My friends and family stepped in when they saw me drowning but I had hesitated for so long to reach out. I was afraid of rejection or worse, coming across as a whining ingrate for a life that was still good 80% of the time. Yet the day I had a session where my therapist gently said to me, “It must be very difficult. I am very sorry you’re going through this,” I bawled like a baby. 

That simple kind act of acknowledgement broke me. I’d been so terrified of being seen as a weak snowflake to my loved ones in the back of my mind that I barely even noticed the fear when I kept things to myself. With so much going on, how can I be preaching self-love and empowerment when I felt so ashamed of being a complete mess? I took a pause on the blog then and took life one day at a time. 

It may seem pretty normal now, especially on social media, to have mental health under the spotlight and seen as an essential part of self-love. Yet especially as Asians, we grew up with stoicism as a virtue. “Don’t cry, suck it up, deal with it.” That seemed to be a mantra across majority of Asian households, no matter the race or religion. Coupled with being raised Muslim and as a daughter, I’ve been endlessly lectured about how patience and sacrifice are the ultimate symbols of love.

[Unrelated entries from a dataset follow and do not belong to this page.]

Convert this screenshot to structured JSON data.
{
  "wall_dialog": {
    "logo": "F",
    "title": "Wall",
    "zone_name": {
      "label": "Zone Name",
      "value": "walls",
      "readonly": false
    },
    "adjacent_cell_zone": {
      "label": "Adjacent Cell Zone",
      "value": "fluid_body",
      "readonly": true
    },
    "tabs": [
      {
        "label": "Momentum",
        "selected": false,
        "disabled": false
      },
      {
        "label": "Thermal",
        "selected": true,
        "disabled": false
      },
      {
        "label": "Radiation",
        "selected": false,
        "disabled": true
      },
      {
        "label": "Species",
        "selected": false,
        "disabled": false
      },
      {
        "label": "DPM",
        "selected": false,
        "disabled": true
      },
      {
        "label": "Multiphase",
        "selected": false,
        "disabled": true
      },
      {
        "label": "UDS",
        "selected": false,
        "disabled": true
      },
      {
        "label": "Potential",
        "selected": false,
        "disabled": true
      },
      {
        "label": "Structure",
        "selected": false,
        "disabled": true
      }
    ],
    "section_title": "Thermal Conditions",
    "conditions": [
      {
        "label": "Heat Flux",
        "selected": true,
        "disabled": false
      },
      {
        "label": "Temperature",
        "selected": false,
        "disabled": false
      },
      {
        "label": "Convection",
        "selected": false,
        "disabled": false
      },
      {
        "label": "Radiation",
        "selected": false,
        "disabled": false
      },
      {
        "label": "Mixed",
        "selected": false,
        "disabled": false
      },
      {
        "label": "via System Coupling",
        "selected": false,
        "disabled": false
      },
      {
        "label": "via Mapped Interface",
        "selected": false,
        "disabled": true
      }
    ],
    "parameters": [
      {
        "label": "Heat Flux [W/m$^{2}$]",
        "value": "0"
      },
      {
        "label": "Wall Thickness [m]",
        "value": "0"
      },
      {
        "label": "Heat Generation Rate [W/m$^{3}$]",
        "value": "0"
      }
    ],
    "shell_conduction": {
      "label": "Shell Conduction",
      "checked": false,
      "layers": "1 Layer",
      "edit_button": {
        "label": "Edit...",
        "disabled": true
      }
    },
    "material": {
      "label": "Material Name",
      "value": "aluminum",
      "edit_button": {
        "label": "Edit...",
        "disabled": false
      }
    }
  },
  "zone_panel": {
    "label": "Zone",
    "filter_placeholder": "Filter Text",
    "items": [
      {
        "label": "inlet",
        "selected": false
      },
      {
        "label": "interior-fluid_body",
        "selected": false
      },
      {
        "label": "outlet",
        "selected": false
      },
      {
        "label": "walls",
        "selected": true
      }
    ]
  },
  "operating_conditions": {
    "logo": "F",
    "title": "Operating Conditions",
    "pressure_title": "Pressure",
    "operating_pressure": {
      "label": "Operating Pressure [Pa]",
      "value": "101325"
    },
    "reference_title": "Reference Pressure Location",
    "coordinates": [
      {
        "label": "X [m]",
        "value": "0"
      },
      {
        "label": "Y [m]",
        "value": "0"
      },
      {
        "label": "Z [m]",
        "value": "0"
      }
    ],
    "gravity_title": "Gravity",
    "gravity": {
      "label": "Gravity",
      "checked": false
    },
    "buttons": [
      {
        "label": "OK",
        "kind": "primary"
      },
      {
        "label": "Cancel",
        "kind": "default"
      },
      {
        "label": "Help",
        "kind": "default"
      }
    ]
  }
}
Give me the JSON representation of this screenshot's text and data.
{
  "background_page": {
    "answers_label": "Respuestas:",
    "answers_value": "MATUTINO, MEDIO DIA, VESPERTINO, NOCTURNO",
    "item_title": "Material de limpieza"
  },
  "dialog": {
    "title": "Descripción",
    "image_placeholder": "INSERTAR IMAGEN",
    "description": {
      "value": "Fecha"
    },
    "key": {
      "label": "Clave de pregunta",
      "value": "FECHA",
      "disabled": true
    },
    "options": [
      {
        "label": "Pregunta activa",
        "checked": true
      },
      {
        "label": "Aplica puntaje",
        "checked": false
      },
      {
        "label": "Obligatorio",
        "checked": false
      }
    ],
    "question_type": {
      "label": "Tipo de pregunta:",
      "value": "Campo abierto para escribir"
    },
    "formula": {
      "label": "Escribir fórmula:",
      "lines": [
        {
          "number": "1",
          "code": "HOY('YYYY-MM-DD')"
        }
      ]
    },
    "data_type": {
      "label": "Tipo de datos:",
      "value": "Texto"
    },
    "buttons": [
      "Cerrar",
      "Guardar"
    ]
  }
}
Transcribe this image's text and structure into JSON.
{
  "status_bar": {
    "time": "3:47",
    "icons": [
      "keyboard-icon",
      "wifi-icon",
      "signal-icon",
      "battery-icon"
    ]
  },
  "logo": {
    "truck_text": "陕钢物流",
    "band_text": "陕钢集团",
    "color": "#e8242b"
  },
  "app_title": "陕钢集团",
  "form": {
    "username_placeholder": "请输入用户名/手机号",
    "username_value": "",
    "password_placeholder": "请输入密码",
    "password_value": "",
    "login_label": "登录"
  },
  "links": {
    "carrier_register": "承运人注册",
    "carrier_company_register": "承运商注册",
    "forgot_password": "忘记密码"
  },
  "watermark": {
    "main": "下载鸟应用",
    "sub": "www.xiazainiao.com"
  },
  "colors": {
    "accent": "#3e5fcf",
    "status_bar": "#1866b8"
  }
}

In this reality, patience is really another name for ‘tolerate’ and sacrifice means the unjust you face because your mother kept quiet and dealt it with, because her mother kept still and sucked it up, and her mother’s mother said nothing because it’s her duty and she had no choice. 

These are the stories we inherit in our bones and despite our best attempts to heal, they peek out once in a while to remind you that growth sometimes requires wiping the slate clean and starting again.

But that’s the beauty of it as the storm tapers down and the muck gets washed away. You’re never ever really starting from scratch again. You’re starting with the wisdom of all those falls, failures and follies. You have the battle scars to prove you’ve put the work in and while life may not have turned out how you’d imagined it, you’ll know how to react when the terrain looks familiar and your inner guide takes over. And it’s not all doom and gloom, you’re also rebuilding that tower of yours up again with all the triumphs, joy and lessons gleaned from the dragons you’ve conquered. You’ve got this. Whatever form ‘this’ takes. 

There’s a line that is often used in a tarot reading, “take what resonates and discard the rest away”. Obviously it’s a liability disclaimer to avoid taking these predictions seriously. Yet I find it oddly comforting as life advice too. 

I wished I took better care of myself last year so it wouldn’t take a breakdown to wake me up. But without that shitstorm, it wouldn’t have hit me how much of my identity was wrapped up in the external things that can be taken away. What’s left behind when you’re not your job, a daughter, a sister, a lover or a friend? Well, it’s just you and that inner little you. 

I used to roll my eyes at the platitude – ‘healing your inner child.’ My inner Rin can be quite a petty bitch who wants revenge on those who doubted and abandoned her. But if I hugged her a little tighter and let her anger recede, what’s remains is actually fear. The fear of being left behind for something she did, or being unseen for what she didn’t. I think most of us do. And that’s ok – because little Rin only knew what she did back then and she tried her best with what she had. For that fact alone, I love who she was and I’ll love who she’ll grow to be anyway. Even if it takes a few crumbling towers, shit storms and total wipe-outs for that lesson to sink in.